Opioid use by a parent doubles the risk of a suicide attempt in children, according to a study published online in JAMA Psychiatry.
Over the past 15 years, the suicide rate among young people in the United States has increased dramatically, researchers pointed out, as has opioid use among adults.
“Until now, there has been little focus on the association between the increase in opioid use among adults and the risk of suicidal behavior by their children,” said study senior author Robert D. Gibbons, PhD, a biostatistics professor and director of the Center for Health Statistics at the University of Chicago in Illinois. “We theorized such a link was plausible because parental substance abuse is a known risk factor for suicide attempts by their children.

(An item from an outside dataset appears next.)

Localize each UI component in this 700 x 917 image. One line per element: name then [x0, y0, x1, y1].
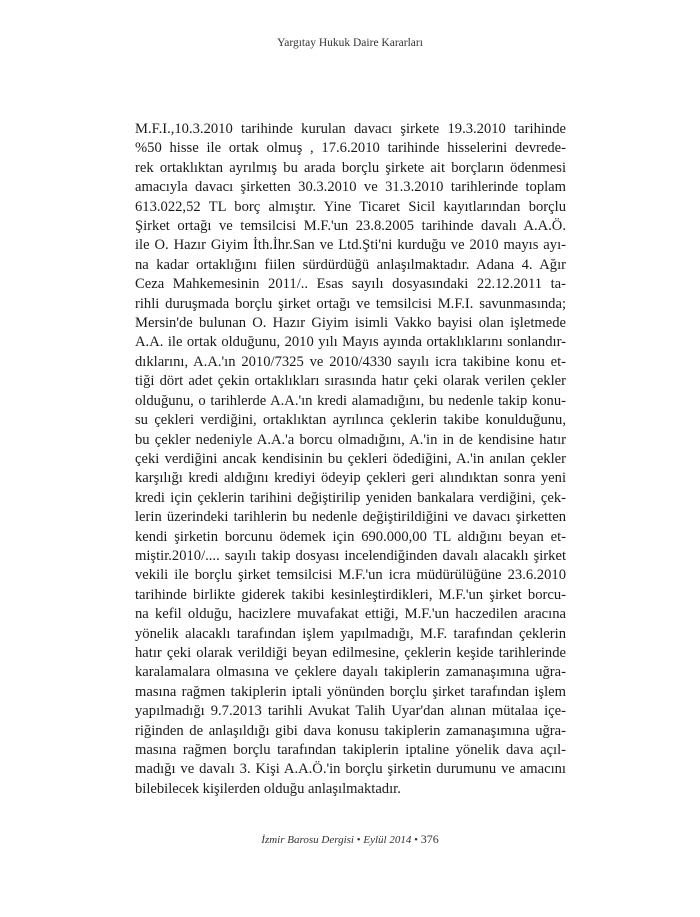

In addition, depression and suicide attempts by parents—which are known to be related to suicidal behavior in their offspring—are more common among adults who abuse opioids.”
Researchers analyzed data for more than 240,000 parents between 2010 and 2016, half of whom had filled opioid prescriptions for at least 1 year. They also looked at suicide attempts for 330,000 of the parents’ children, ages 10 to 19, over the 6-year period.
Among children whose parents used opioids, 0.37% attempted suicide, the study found. The attempted suicide rate among children whose parents did not use opioids was 0.14%. The findings remained statistically significant even after researchers adjusted for child age and sex, depression or substance use disorder in the child or parent, and history of a suicide attempt in a parent.
“The epidemics of adult opiate abuse and child suicidal behavior appear to be linked, and the disturbing upward trends in mortality due to opiates and due to child suicide may have common roots,” said study author David A. Brent, MD, psychiatrist and chair of suicide studies at the University of Pittsburgh in Pennsylvania.
The care of families with a parent who use opioids, researchers advised, should include mental health screening of their children.